Consumer preferences and public health initiatives aimed at reducing sugar consumption can have a long-term impact on the demand for sugar.
Additionally, sugar production poses environmental threats, including deforestation, water scarcity, soil erosion, greenhouse gas emissions, and inadequate waste management, which may impact future production yields.
How to invest in the sugar market
Depending on your trading preferences, style, strategy, goals and horizon, there are several ways you can get involved in the sugar market
- Futures - Financial agreements between two parties to buy/sell an asset at a predetermined price and date in the future.
- CFD (Contract for Difference) - Financial derivatives reflecting the price of the underlying asset, used by traders who agree to exchange with the broker the difference in price between the opening and the closing value of the contract.

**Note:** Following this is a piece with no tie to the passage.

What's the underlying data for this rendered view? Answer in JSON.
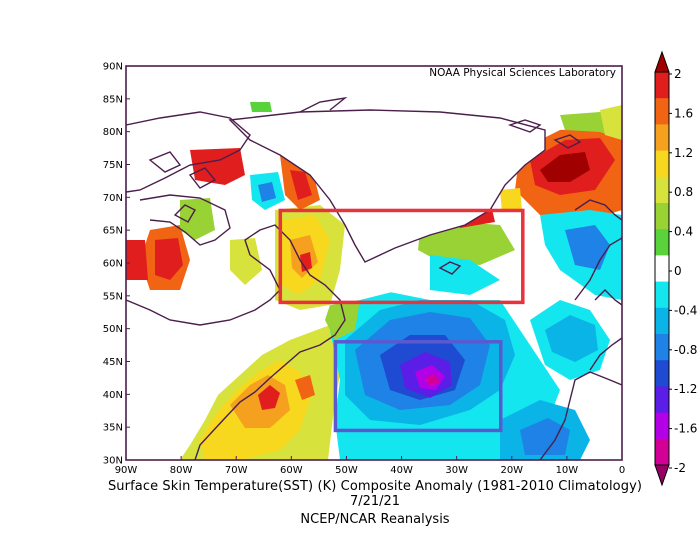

- Options - Financial derivatives giving the buyer the right, but not the obligation, to buy (call option) or to sell (put option) an underlying asset at a predetermined price within a specific time period.
- Stocks - If you prefer, it is possible to buy shares of sugar companies that are involved in the production, processing, distribution, or sale of sugar or sugar-related products, such as the candy makers Tootsie Roll Industries (TR) and Hershey (HSY) or the sugar companie Suedzucker AG (SZU).
- ETF (Exchange-Traded Funds) - A type of investment fund traded on stock exchanges and designed to track the performance of a specific index, sector or asset. ETF are quite popular because they’re as easy to trade as stocks, as you just need to buy parts or shares of an ETF. There are only a few ETF allowing you to get exposure only to the price of sugar, such as the Teucrium Sugar Fund (CANE) or the WisdomTree Sugar ETF (SUGA), but you can find other ETF that will provide you with exposure to additional soft commodities.